The ultimate goal is to predict a state’s stability from its general shape and structure, and to determine what properties are indicative of instability. A classical problem describes a signal propagating in one dimension (such as light traveling along an optical fibre, or an electrical impulse in a neuron). In this case it is known that a pulse solution (which looks like a small bump moving along the fibre) is unstable, whereas a front (which is shaped like a cliff or a step) is stable. The difference between the two is that the pulse has a local maximum while the front does not, and this is enough to distinguish stability from instability.
When the problem involves multiple spatial dimension (as all real physical systems do), it is much more difficult, and results from the one-dimensional case no longer apply. The proposed research addresses this shortcoming by simultaneously developing two different tools for higher-dimensional problems: 1) the Maslov index; and 2) the Evans function. Both methods are well understood in the one-dimensional context, but have only recently begun to receive attention in a more general setting. Thus the proposed research is likely to have a strong impact on both the mathematical and physical sciences, with theoretical advancements allowing for new applications to problems in fluid dynamics, materials science and nonlinear optics, to name just a few examples.

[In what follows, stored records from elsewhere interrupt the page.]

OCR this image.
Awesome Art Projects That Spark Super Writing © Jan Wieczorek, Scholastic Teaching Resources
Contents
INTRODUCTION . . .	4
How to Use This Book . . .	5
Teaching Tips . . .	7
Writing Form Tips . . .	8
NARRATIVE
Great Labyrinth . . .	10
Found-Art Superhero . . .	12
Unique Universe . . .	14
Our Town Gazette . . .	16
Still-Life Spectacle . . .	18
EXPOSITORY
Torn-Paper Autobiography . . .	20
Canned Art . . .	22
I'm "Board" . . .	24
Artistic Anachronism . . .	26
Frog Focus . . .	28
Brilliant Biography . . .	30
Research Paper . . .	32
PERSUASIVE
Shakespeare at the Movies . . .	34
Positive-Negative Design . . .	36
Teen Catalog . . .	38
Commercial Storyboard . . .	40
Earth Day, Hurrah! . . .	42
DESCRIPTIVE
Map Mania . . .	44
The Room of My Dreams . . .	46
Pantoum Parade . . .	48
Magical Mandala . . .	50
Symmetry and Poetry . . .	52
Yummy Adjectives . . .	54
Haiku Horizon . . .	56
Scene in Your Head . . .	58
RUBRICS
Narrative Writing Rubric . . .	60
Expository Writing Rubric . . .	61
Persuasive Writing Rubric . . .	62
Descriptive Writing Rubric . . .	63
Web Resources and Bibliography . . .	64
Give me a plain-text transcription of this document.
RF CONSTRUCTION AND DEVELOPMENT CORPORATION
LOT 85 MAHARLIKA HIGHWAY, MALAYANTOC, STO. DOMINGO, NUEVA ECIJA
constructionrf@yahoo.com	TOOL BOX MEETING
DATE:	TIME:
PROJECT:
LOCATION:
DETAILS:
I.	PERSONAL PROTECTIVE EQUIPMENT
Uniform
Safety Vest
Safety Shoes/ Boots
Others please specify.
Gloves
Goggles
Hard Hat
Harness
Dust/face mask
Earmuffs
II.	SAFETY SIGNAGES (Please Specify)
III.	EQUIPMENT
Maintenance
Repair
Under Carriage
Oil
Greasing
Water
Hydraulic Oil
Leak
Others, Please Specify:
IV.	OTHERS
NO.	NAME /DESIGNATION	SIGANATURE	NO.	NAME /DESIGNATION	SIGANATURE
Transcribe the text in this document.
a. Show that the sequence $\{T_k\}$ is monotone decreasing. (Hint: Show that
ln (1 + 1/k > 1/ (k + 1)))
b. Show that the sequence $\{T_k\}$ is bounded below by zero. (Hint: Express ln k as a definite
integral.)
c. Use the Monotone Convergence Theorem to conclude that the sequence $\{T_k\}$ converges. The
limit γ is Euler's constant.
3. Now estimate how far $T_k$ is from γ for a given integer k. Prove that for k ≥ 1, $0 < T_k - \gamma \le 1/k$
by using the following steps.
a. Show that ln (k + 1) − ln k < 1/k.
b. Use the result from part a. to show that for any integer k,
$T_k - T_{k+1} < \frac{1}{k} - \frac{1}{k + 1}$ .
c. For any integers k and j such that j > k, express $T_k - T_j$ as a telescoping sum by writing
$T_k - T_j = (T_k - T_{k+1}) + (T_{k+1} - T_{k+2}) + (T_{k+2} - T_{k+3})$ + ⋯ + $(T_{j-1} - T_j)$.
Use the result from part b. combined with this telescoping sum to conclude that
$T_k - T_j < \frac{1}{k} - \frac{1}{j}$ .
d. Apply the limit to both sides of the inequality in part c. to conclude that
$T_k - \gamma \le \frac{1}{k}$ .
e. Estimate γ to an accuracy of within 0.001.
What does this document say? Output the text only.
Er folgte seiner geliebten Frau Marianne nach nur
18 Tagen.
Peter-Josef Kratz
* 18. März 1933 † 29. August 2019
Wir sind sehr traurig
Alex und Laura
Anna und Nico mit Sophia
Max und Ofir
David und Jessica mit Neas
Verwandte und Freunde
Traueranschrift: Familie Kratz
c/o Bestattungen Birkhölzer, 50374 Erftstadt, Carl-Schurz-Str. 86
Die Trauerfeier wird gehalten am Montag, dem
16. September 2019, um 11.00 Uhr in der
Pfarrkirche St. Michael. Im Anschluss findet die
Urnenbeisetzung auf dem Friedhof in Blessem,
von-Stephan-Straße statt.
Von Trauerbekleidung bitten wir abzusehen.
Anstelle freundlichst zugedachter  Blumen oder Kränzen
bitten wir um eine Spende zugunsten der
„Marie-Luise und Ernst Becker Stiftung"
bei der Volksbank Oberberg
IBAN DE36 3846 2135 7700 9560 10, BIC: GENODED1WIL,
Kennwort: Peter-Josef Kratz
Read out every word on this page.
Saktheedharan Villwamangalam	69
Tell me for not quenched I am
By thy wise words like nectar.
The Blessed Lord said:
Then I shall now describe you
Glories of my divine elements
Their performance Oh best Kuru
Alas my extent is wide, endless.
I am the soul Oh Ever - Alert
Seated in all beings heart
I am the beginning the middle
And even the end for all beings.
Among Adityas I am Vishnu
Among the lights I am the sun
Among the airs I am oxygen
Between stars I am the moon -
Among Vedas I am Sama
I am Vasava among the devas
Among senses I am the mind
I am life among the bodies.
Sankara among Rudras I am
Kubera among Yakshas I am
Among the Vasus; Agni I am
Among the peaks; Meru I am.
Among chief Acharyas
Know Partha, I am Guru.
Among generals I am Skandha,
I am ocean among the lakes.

These new theoretical tools will be advanced through the consideration of a large, robust family of physical applications. Student researchers will have the opportunity to communicate with scientists in related disciplines to determine the most important applications of these methods, and guide their efforts accordingly. As a result, the work outlined in the proposal will effectively train these researchers not just as mathematicians, but as active, productive members of the general scientific community, and as such will promote the development of innovative new scientific methods in Canada.